At first instance, Master Leonard in the SCCO found there had been misconduct under CPR 44.11 in certifying the bill and replies and limited part of the claimant’s bill to the litigant in person rate – the claimant was also a solicitor who represented herself through her firm for a time during the claim. On the first appeal, His Honour Judge Mitchell reversed the decision for several reasons including that, in his view, the claimant’s costs draftsman was responsible and not the solicitor.
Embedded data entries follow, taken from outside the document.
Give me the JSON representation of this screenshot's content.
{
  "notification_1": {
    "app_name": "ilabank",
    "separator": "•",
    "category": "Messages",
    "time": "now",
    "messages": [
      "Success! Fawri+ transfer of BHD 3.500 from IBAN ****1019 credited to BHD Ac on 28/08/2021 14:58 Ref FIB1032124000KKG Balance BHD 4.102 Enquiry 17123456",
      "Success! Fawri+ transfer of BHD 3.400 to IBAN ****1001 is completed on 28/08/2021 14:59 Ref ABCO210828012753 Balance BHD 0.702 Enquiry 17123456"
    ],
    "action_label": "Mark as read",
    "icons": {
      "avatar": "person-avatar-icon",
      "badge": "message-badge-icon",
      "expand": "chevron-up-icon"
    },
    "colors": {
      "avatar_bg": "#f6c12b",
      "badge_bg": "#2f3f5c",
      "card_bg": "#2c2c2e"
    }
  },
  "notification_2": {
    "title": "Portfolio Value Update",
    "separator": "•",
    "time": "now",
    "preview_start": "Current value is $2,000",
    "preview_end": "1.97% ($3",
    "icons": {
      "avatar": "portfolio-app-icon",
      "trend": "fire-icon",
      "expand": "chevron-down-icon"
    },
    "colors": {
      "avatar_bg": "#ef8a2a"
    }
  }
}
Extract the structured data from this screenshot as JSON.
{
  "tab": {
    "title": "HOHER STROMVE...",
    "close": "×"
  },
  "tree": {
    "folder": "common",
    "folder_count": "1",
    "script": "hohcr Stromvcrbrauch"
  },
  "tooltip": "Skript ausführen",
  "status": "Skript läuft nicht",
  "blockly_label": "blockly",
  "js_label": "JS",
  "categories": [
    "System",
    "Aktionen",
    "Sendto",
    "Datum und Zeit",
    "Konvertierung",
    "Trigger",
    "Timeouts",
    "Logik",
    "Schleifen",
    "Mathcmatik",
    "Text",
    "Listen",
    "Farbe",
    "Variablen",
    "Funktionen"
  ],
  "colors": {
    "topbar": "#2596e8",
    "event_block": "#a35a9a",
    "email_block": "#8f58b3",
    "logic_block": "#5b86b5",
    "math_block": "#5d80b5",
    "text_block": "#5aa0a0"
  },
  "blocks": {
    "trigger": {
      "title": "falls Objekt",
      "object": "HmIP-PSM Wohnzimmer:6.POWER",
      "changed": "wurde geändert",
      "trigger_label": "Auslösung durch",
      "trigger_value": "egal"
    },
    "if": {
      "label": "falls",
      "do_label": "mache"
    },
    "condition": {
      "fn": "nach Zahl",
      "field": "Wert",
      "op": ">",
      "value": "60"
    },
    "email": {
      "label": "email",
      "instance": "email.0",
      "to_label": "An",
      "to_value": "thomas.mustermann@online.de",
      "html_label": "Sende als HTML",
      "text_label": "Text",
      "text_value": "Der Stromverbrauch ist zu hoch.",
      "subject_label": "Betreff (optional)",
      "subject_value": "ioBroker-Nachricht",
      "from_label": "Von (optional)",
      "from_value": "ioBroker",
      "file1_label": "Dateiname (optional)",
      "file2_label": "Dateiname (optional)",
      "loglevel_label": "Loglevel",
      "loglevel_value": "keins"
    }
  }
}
The Court of Appeal rejected Judge Mitchell’s conclusions. Hickinbottom and Davis LJJ held that the solicitor was responsible for the actions of the costs draftsman under the law of agency. They held that Judge Mitchell had misdirected himself that dishonesty had to proven against the solicitor and had failed to deal with the allegations of unreasonable and improper behaviour. Although bound by his finding of fact that the claimant’s solicitor was not dishonest, they concluded she had been reckless and held that there was unreasonable or improper behaviour. They applied a sanction of disallowing 50% of profit costs in the bill of costs for the damages claim.
The judgment firmly reasserts the solicitor’s responsibility for the detailed assessment process. Solicitors are accountable for the actions of costs draftsmen. It will mark the end of the ‘fast and loose’ lax approach in which everything can be ‘sorted out’ in negotiations. Instead, the bill and the replies to points of dispute will be taken more seriously and must be correct from the start – or risk sanction.
Courts will more readily apply CPR 44.11 in future with the benefit of this guidance from the Court of Appeal.
Claims for hourly rates or costs generally in breach of the indemnity principle should now not only be corrected – no more ‘nice try, mate’ – but penalised.
Opaque obfuscation in replies to points of dispute will now be more likely to lead to a sanction than a windfall.
Findings of dishonesty were not open to the Court of Appeal because of the findings of fact in the lower court stood. But another court in another case may well find similar behaviour dishonest.
Expect this case to be cited in very many detailed assessments going forward. Many solicitors may now be sweating about what bills and replies they have certified. Greater care at the outset should in the long term lead to fewer assessment hearings and more settlements.